They were all strangely transfigured: old Noah and his helper by black clothes of a formal cut, so ample and loose hung that both men seemed to have shrunk overnight; the girl Zenobia by a tight black dress and a grandmotherly hat. Ralph wondered what blight had fallen on them, what darkness. Perhaps they were going to a funeral.

Father and daughter came into the room. Goosewings with a friendly grin turned and disappeared down the passage.

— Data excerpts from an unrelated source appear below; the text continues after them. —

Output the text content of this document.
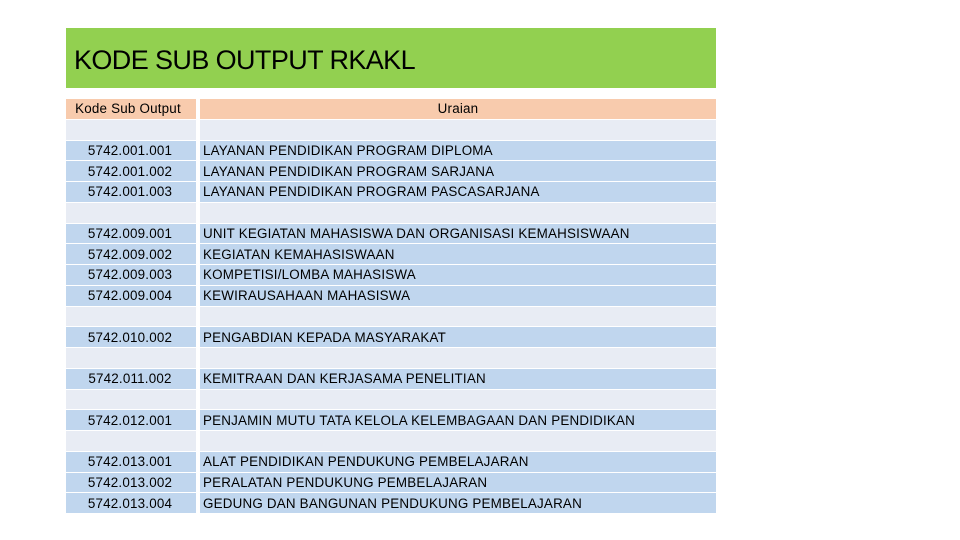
KODE SUB OUTPUT RKAKL
Kode Sub Output	Uraian
5742.001.001	LAYANAN PENDIDIKAN PROGRAM DIPLOMA
5742.001.002	LAYANAN PENDIDIKAN PROGRAM SARJANA
5742.001.003	LAYANAN PENDIDIKAN PROGRAM PASCASARJANA
5742.009.001	UNIT KEGIATAN MAHASISWA DAN ORGANISASI KEMAHSISWAAN
5742.009.002	KEGIATAN KEMAHASISWAAN
5742.009.003	KOMPETISI/LOMBA MAHASISWA
5742.009.004	KEWIRAUSAHAAN MAHASISWA
5742.010.002	PENGABDIAN KEPADA MASYARAKAT
5742.011.002	KEMITRAAN DAN KERJASAMA PENELITIAN
5742.012.001	PENJAMIN MUTU TATA KELOLA KELEMBAGAAN DAN PENDIDIKAN
5742.013.001	ALAT PENDIDIKAN PENDUKUNG PEMBELAJARAN
5742.013.002	PERALATAN PENDUKUNG PEMBELAJARAN
5742.013.004	GEDUNG DAN BANGUNAN PENDUKUNG PEMBELAJARAN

“Well, sir” — Loveday looked nowhere and spoke as to himself — “can ye manage, and hold the fort alon’? We kind o’ guessed, maybe, you wouldn’t feel eagle to going with us so fur.”

“Going? Oh,” ventured Ralph, “I hope — I hope it’s not bad news that calls you away?”

They both regarded him oddly, as if puzzled. The girl’s face, so young and bright with the play of thought, made a very droll contrast to her middle-aged garments.

“Why,” she said, “today’s Sunday!”

Had her father not been there, it seemed, she would have laughed.

“I — I probably lost count,” replied Ralph.

Noah’s gaze traveled about the room.

“It hain’t never bad news,” he mumbled, “that draws folks, to meetin’, don’t seem’s ‘ough.”

Ralph thought to clear his character; besides, he felt this girl’s way of looking, the mirth hidden in her great red-brown eyes, as a kind of challenge; and seeing her now he remembered their good night in the corridor upstairs, and determined that wherever she were going she could not leave him behind.

“May I come too?” He suddenly remembered also that he was lame, and shuffled a few steps. “If you think it’s all right for me to appear in these things.”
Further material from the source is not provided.